In the letter O'Malley recalls how (probably in 1913) he walked over the federal capital site ''with the Board of Decision, Kirkpatrick, the Architect, Cowan, the Surveyor and J.A. Smith, the engineer''. He says that they all agreed on ''Curragong [sic] Hill'' as the ideal site for Parliament House.
''If they had built Parliament House [there],'' he seethed to Binns in 1937, ''it would have been seen all over the Territory – it would have been a magnificent sight for people approaching Canberra ... But instead of entrusting the construction to the late Percy Owens, Director-General of Works in the Home Affairs Department in my time and one of the ablest men south of the Equator who put up the Post Offices in Melbourne and Sydney and many other important buildings, they handed it over to an Electrician in Tasmania [does anyone have any idea who he means?] as free from the knowledge of how to build a city as a frog is from feathers. The capital [by which he meant Parliament House, now Old Parliament House] now is in a swamp, where some time it may be flooded by the Monlongo [sic] and the whole city is an atrocity.''
And while we're haunting the Parliamentary Triangle, Josh Chaffey alerts us to his short ''hyperlapse'' (vastly speeded up) film of familiar Canberra places.

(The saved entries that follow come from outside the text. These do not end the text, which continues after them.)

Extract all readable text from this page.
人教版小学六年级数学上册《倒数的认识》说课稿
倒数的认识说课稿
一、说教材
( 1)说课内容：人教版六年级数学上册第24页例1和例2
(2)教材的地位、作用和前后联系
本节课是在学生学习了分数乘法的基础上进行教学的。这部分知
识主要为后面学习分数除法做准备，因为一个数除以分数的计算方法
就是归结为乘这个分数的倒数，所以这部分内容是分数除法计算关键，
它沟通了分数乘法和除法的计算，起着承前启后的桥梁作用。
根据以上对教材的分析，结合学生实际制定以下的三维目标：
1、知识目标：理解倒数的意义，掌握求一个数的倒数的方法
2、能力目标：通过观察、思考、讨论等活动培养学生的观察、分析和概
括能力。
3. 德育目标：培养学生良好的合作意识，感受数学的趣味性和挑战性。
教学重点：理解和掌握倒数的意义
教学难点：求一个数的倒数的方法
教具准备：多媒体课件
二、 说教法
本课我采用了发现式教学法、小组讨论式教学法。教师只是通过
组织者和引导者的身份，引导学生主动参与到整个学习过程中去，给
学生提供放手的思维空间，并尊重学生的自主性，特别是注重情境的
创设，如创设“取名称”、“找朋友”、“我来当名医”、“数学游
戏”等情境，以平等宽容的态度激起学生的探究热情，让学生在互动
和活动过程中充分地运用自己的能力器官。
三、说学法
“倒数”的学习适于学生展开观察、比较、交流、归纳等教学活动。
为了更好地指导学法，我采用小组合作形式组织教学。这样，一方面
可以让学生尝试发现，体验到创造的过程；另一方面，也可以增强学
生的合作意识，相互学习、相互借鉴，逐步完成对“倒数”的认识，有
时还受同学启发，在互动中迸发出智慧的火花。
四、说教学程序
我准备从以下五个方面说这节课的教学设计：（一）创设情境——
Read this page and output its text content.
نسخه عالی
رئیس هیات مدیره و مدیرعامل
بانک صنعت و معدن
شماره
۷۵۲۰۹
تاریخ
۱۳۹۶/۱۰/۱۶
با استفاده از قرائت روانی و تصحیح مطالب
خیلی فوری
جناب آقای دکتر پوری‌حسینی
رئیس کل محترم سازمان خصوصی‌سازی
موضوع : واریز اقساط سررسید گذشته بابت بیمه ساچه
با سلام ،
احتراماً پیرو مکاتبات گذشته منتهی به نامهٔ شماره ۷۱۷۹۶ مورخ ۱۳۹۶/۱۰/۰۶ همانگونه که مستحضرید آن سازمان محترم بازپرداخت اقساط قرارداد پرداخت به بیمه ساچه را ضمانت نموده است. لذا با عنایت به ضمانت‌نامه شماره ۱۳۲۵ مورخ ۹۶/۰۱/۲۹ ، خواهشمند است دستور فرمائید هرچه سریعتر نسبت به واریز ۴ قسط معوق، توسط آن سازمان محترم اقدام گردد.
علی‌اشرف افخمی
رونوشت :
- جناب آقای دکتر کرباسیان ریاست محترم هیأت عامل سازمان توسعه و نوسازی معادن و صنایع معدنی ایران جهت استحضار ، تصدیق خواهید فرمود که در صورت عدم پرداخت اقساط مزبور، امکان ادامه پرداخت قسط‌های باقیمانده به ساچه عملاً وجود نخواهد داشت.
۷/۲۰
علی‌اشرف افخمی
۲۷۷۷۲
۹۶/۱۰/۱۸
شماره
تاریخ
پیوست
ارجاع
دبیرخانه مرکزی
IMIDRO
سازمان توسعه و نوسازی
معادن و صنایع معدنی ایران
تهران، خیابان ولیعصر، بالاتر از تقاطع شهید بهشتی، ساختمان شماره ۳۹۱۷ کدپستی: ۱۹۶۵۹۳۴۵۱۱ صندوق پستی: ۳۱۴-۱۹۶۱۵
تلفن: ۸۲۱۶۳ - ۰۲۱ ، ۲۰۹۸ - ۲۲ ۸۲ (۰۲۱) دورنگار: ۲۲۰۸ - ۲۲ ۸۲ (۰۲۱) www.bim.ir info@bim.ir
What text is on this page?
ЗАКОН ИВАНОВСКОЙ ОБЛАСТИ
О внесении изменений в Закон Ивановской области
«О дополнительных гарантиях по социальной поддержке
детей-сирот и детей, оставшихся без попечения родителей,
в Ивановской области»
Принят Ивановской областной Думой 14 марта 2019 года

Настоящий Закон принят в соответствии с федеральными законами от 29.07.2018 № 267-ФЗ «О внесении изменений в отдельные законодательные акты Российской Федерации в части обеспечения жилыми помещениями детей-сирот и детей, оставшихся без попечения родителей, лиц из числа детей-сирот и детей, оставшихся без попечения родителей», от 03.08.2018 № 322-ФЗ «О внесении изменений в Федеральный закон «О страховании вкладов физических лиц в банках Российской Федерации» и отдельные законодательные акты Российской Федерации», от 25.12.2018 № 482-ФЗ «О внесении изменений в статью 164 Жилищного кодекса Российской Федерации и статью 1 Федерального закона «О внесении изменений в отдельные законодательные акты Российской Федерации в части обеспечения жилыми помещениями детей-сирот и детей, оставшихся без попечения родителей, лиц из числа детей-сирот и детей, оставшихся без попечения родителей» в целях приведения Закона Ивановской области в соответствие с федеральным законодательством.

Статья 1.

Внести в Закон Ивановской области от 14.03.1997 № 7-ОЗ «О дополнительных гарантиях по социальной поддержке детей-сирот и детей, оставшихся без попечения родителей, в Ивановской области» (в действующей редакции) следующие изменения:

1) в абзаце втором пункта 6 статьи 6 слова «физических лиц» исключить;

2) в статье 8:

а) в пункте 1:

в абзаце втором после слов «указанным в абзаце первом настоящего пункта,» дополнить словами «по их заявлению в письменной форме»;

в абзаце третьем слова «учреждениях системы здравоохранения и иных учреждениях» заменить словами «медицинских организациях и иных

Just etch ''Canberra In Hyperlapse'' into your search engine and up the whirlwind two-minute entertainment comes.
It's quite good fun (a few little sailing boats rocket across the lake) but generally the subject matter is unexciting. Josh Chaffey dwells on our monumental public buildings and of course they always just stand still, never getting a wriggle-on, however hyperlapsed our filming of it. them. Hyperlapse may be as wasted on somewhere as still as Canberra as it is on the dead. Hyperlapse would be more fun if used to transform something notoriously slow, like public servants working or senators struggling to stay awake in the Senate, or something already absurdly speedy, like the mighty CBR Brave hockey team rocketing across the ice.